In this case, you extracted the set of metrics found in the Kube-Prometheus stack’s dashboards, and configured Prometheus to drop any metric not referenced in a dashboard.

Save and close the file.

Apply the changes using Helm:

helm upgrade -f values.yaml your_release_name prometheus-community/kube-prometheus-stack

Use port-forward to navigate to the Prometheus interface, and confirm the changes in Status -> Configuration:
```
kubectl port-forward svc/foo-kube-prometheus-stack-prometheus 9090
```
Scroll down to remote_write, and verify that Prometheus has picked up your configuration changes. This may take a minute or two.
Navigate to your hosted Grafana instance, and check the Ingestion Rate (DPM) dashboard. After a minute or two, you should see a sharp drop. Since series are considered “active” if you’ve sent data points in the past 15-30 minutes, it takes a bit of time for your active series usage to drop.

Next steps

At this point, you configured Prometheus to only send metrics referenced in the dashboards that you’ve imported to Grafana Cloud. To further reduce the set of metrics you send and decrease the cardinality of some of your metrics, refer to the following resources:

Analyze Prometheus metrics costs
The mixin-metrics utility, which allows you to extract metrics from dashboard JSON and rules YAML
Promlabs’s Relabeler utility, which allows you to test and understand Prometheus relabeling configuration. In particular, the labeldrop parameter can help you quickly reduce metric cardinality.

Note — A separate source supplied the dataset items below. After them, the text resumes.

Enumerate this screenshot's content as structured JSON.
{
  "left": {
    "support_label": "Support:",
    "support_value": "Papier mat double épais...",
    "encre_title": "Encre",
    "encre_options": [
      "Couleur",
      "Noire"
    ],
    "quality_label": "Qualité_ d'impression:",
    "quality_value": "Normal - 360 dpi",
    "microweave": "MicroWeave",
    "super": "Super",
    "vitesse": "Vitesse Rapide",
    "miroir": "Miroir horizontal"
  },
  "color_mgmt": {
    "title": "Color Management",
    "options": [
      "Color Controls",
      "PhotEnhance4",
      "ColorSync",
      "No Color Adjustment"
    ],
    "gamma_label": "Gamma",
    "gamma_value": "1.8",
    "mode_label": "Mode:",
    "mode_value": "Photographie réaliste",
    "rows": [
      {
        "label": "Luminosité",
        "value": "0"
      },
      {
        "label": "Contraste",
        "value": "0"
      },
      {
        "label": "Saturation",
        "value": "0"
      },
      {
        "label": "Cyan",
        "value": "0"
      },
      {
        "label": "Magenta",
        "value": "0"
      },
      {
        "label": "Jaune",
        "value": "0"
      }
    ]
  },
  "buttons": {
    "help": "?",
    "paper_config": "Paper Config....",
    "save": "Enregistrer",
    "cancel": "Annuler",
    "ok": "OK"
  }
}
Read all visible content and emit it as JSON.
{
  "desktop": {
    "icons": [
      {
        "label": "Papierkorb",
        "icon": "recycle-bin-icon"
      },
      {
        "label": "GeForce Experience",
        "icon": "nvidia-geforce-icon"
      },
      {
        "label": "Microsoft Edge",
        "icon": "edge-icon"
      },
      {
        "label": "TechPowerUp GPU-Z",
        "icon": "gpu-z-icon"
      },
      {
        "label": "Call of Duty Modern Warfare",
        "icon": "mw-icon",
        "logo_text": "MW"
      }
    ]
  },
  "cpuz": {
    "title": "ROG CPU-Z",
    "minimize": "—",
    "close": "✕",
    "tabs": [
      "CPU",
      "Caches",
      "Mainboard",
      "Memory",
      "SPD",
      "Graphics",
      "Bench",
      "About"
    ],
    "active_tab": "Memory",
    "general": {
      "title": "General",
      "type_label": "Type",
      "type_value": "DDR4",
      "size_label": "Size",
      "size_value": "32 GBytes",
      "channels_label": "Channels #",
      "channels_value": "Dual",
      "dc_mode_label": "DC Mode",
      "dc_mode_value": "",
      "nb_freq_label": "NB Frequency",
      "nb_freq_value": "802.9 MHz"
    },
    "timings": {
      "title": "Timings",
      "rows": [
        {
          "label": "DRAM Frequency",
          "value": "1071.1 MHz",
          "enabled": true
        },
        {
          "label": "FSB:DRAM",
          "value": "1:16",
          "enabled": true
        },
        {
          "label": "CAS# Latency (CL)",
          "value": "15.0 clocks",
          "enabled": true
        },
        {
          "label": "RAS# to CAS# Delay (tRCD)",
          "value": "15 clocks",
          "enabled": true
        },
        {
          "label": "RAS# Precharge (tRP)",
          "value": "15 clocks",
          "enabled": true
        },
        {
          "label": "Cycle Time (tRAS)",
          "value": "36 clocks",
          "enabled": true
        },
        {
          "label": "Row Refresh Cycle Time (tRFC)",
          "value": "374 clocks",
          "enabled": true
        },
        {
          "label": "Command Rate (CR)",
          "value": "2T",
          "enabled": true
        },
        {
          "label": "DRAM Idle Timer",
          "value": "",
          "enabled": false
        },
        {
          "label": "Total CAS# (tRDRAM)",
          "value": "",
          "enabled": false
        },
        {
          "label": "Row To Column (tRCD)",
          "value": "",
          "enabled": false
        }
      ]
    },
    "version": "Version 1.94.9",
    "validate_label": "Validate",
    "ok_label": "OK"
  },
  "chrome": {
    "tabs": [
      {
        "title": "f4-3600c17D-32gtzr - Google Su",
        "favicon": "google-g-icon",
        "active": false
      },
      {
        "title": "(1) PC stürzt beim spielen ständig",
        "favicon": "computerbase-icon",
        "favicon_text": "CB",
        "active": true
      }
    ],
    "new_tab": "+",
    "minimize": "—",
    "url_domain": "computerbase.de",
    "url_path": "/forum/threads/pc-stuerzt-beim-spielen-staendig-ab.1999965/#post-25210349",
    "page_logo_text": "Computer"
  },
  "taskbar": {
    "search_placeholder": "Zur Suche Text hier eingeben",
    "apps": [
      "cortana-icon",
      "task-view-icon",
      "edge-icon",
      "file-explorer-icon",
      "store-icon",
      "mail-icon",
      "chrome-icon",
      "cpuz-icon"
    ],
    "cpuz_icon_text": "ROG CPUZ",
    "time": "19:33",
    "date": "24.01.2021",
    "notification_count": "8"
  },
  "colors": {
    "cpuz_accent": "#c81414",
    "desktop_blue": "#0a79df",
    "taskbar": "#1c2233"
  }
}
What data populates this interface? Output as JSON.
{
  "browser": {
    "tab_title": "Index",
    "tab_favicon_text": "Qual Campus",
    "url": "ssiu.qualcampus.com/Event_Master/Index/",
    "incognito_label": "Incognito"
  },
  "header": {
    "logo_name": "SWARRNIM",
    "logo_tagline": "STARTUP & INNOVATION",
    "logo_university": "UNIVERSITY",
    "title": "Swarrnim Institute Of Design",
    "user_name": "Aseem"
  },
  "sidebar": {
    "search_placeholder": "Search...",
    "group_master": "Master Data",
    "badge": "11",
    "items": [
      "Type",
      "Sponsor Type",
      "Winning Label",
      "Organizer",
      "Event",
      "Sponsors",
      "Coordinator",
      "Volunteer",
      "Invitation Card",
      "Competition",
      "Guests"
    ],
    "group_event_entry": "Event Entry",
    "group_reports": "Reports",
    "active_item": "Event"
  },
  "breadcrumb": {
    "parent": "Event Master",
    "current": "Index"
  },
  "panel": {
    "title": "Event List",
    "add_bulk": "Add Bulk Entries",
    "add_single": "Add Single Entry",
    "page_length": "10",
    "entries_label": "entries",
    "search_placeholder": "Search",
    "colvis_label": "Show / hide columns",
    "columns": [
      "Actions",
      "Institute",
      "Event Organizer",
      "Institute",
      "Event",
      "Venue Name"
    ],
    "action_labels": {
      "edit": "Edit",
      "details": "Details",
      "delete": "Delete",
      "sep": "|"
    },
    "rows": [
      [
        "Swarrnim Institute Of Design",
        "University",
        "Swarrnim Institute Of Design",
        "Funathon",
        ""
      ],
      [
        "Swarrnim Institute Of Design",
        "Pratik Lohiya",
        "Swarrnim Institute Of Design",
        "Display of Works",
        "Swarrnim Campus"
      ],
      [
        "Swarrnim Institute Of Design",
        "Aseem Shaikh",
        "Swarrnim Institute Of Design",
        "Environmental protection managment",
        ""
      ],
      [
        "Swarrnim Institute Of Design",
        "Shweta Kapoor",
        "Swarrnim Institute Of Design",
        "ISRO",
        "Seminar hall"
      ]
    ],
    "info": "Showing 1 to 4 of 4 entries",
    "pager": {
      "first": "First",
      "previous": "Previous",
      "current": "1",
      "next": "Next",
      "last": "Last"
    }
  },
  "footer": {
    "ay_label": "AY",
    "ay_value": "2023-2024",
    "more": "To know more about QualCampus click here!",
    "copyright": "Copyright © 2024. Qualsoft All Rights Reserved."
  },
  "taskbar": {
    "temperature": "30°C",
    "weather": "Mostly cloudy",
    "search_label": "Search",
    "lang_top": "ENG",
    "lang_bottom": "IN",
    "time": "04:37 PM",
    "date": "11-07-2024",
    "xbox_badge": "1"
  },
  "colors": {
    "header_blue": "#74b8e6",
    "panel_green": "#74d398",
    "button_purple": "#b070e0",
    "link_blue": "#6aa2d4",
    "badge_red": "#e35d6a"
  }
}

Your Prometheus instance continues to evaluate recording rules and alerting rules locally, which you can optionally migrate to Grafana Cloud to further reduce the workload on your local Prometheus. When you migrate recording and alerting rules, you are able to take advantage of Cloud Prometheus’ increased scalability and reliability. You can also reference metrics and perform aggregations across multiple Prometheus instances in your recording and alerting rules. Refer to Import recording and alerting rules for detailed steps.